Welcome to On the Vine - where good wine gets even better with the careful application of a few wine smarts.

Wine Myth Busting

What do you do when red wine turns your lips and teeth blue? Is it true that there’s a wine that tastes like kerosene - and that there are people who actually LOVE it? If a person drinks wine with one eye closed, does that make them a wine winker?

If any of these questions has ever popped into your head, you’re OUR kind of wine lover!

 

2 Pernicious Wine Myths: BUSTED...

Red Wine with Seafood

On The Vine

Myth #1: Red wine should never be served with seafood

Well, whoever invented this one has clearly never thrown a mouth-watering chunk of tuna on the barbie. That kind of charred deliciousness totally calls for red wine. Maybe not your blockbuster Cab Sav, but a medium-bodied Shiraz, or a Pinot Noir from a cool region - let’s say Grampians or Henty in Victoria.

Here’s the thing: red wine can certainly overwhelm light and delicate seafoods, like white fish, prawns, or oysters, so for these you’d be better off with an unoaked white – like Riesling or Semillon. But rich, oily fish like salmon, swordfish, or your charred tuna will go gangbusters with lighter style reds. Bonus: lighter reds - and older reds - are much less likely to stain your teeth. It’s all to do with the anthocyanins. Later!

Riesling is Sweet!

On The Vine

Myth #2: Riesling is sweet

Boy, this myth just keeps on keeping on. The Rieslings that your Gran warned you about were probably cheap, German styles that flooded the market here fifty or sixty years back. The cute bottles made great candle holders, and that was probably the best thing about them.
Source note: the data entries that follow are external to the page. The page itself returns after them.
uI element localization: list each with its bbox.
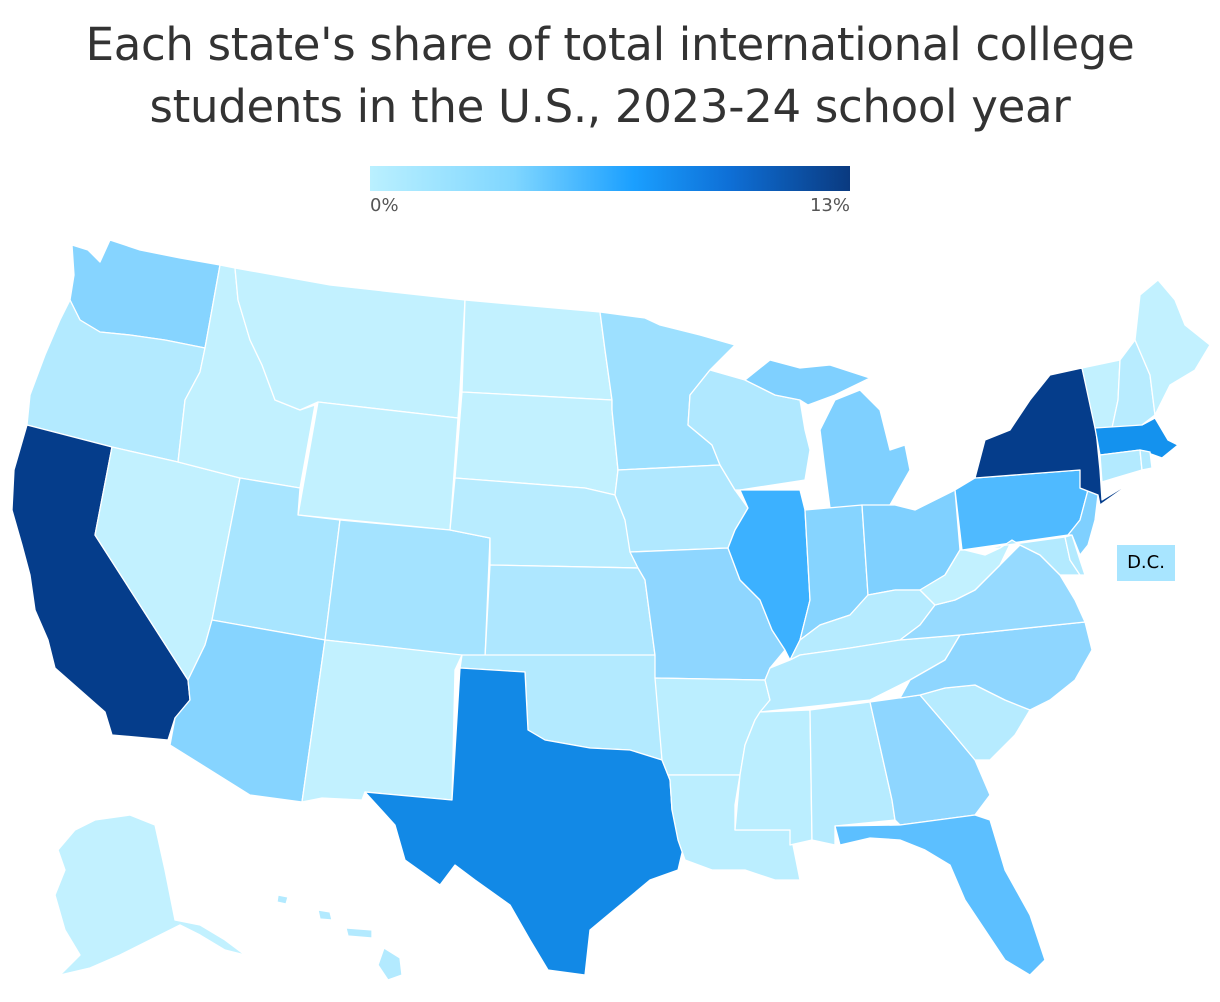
state-NY (974, 367, 1136, 506)
dc-label: D.C. (1117, 545, 1175, 581)
state-CT (1099, 449, 1143, 483)
map-title-line-1: Each state's share of total internationa… (85, 18, 1135, 71)
state-WY (297, 401, 459, 531)
state-HI (276, 894, 403, 981)
map-title-line-2: students in the U.S., 2023‑24 school yea… (149, 80, 1071, 133)
state-MS (734, 709, 813, 846)
map-title: Each state's share of total internationa… (0, 14, 1220, 138)
state-NM (301, 639, 463, 803)
state-MT (234, 267, 466, 419)
state-FL (834, 814, 1046, 976)
state-MI (744, 359, 911, 509)
legend-color-scale (370, 166, 850, 191)
state-ND (461, 299, 613, 401)
state-TX (364, 667, 686, 976)
state-KS (484, 564, 656, 659)
legend-max-label: 13% (809, 195, 850, 216)
state-LA (667, 774, 801, 881)
state-CO (324, 519, 491, 659)
state-NJ (1067, 487, 1099, 556)
legend-min-label: 0% (370, 195, 399, 216)
state-RI (1139, 449, 1153, 471)
state-AK (54, 814, 246, 976)
state-ME (1134, 279, 1211, 416)
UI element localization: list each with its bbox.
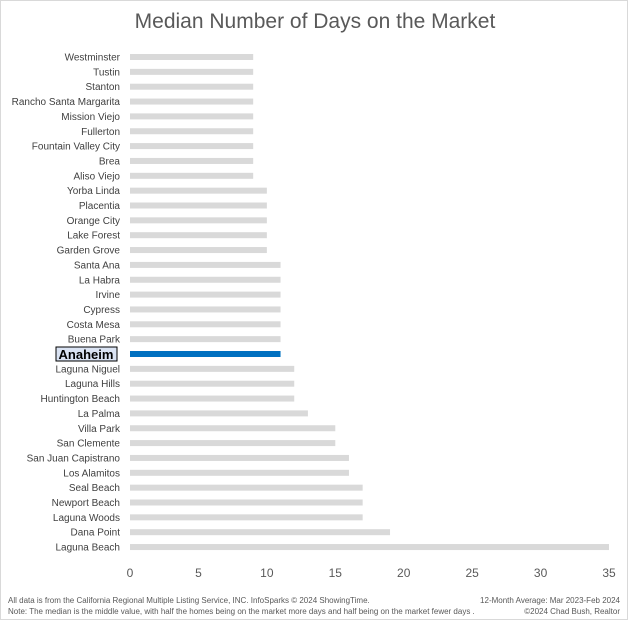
category-label: Irvine [96, 290, 121, 301]
category-label: La Palma [78, 409, 121, 420]
bar-laguna-niguel [130, 365, 295, 372]
category-label: Yorba Linda [67, 186, 120, 197]
bar-laguna-beach [130, 544, 609, 551]
category-label: Laguna Woods [53, 513, 120, 524]
bar-orange-city [130, 217, 267, 224]
bar-buena-park [130, 336, 281, 343]
bar-santa-ana [130, 261, 281, 268]
bar-san-juan-capistrano [130, 454, 349, 461]
bar-seal-beach [130, 484, 363, 491]
category-label: Anaheim [59, 347, 114, 362]
bar-san-clemente [130, 440, 336, 447]
category-label: Newport Beach [52, 498, 120, 509]
bar-rancho-santa-margarita [130, 98, 254, 105]
category-label: Santa Ana [74, 260, 121, 271]
category-label: Aliso Viejo [73, 171, 120, 182]
bar-fountain-valley-city [130, 143, 254, 150]
chart-title: Median Number of Days on the Market [134, 10, 496, 33]
category-label: Los Alamitos [63, 468, 120, 479]
category-label: Westminster [65, 53, 121, 64]
category-label: Rancho Santa Margarita [12, 97, 121, 108]
category-label: Villa Park [78, 424, 121, 435]
category-label: Huntington Beach [40, 394, 120, 405]
category-label: San Juan Capistrano [27, 453, 121, 464]
bar-brea [130, 157, 254, 164]
category-label: Dana Point [71, 528, 121, 539]
bar-mission-viejo [130, 113, 254, 120]
footer-source: All data is from the California Regional… [8, 596, 370, 605]
category-label: Costa Mesa [67, 320, 121, 331]
bar-cypress [130, 306, 281, 313]
bar-la-palma [130, 410, 308, 417]
x-tick-label: 25 [465, 566, 479, 580]
category-label: Laguna Niguel [56, 364, 121, 375]
bar-yorba-linda [130, 187, 267, 194]
bar-la-habra [130, 276, 281, 283]
bar-los-alamitos [130, 469, 349, 476]
bar-dana-point [130, 529, 391, 536]
category-label: Fountain Valley City [32, 142, 120, 153]
x-tick-label: 20 [397, 566, 411, 580]
category-label: San Clemente [57, 439, 121, 450]
category-label: Seal Beach [69, 483, 120, 494]
x-tick-label: 10 [260, 566, 274, 580]
footer-note: Note: The median is the middle value, wi… [8, 607, 475, 616]
category-label: Laguna Beach [55, 543, 120, 554]
category-label: Mission Viejo [61, 112, 120, 123]
x-tick-label: 5 [195, 566, 202, 580]
bar-huntington-beach [130, 395, 295, 402]
bar-aliso-viejo [130, 172, 254, 179]
bar-fullerton [130, 128, 254, 135]
category-label: Buena Park [68, 335, 121, 346]
highlight-label-box [55, 346, 118, 362]
x-tick-label: 30 [534, 566, 548, 580]
category-label: Fullerton [81, 127, 120, 138]
x-tick-label: 35 [602, 566, 616, 580]
category-label: Lake Forest [67, 231, 120, 242]
bar-tustin [130, 68, 254, 75]
bar-costa-mesa [130, 321, 281, 328]
bar-lake-forest [130, 232, 267, 239]
x-tick-label: 0 [127, 566, 134, 580]
bar-laguna-woods [130, 514, 363, 521]
category-label: Laguna Hills [65, 379, 120, 390]
bar-anaheim [130, 351, 281, 357]
category-label: Placentia [79, 201, 121, 212]
x-tick-label: 15 [329, 566, 343, 580]
category-label: Tustin [93, 67, 120, 78]
bar-stanton [130, 83, 254, 90]
category-label: La Habra [79, 275, 121, 286]
bar-villa-park [130, 425, 336, 432]
bar-garden-grove [130, 247, 267, 254]
bar-placentia [130, 202, 267, 209]
category-label: Cypress [83, 305, 120, 316]
category-label: Stanton [86, 82, 120, 93]
category-label: Garden Grove [57, 246, 121, 257]
bar-westminster [130, 54, 254, 60]
footer-credit: ©2024 Chad Bush, Realtor [524, 607, 620, 616]
category-label: Brea [99, 156, 121, 167]
bar-laguna-hills [130, 380, 295, 387]
bar-newport-beach [130, 499, 363, 506]
bar-irvine [130, 291, 281, 298]
category-label: Orange City [67, 216, 120, 227]
footer-period: 12-Month Average: Mar 2023-Feb 2024 [480, 596, 620, 605]
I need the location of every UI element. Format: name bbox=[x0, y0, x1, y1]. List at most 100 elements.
Fact is, Riesling is an extremely versatile grape, and it can be made into a wide range of styles – including sweet. We produce world-class Rieslings here in Australia – and they’re mostly all dry to bone. When you’re ready to give zingy, lemony Aussie Rieslings a crack, look out for regions like Clare Valley, Eden Valley, Henty – and pretty much anywhere in Tassie.

Fun fact: Riesling is the variety that develops those amazing ‘kerosene’ flavours as they age. And we love em!

That’s all for now, Vine-Meisters!

Be bold and set your taste-brain free! Drink (knowledge) deeply and often. The other stuff, you need to enjoy in moderation.

PS - the answer to question 3 is, YES!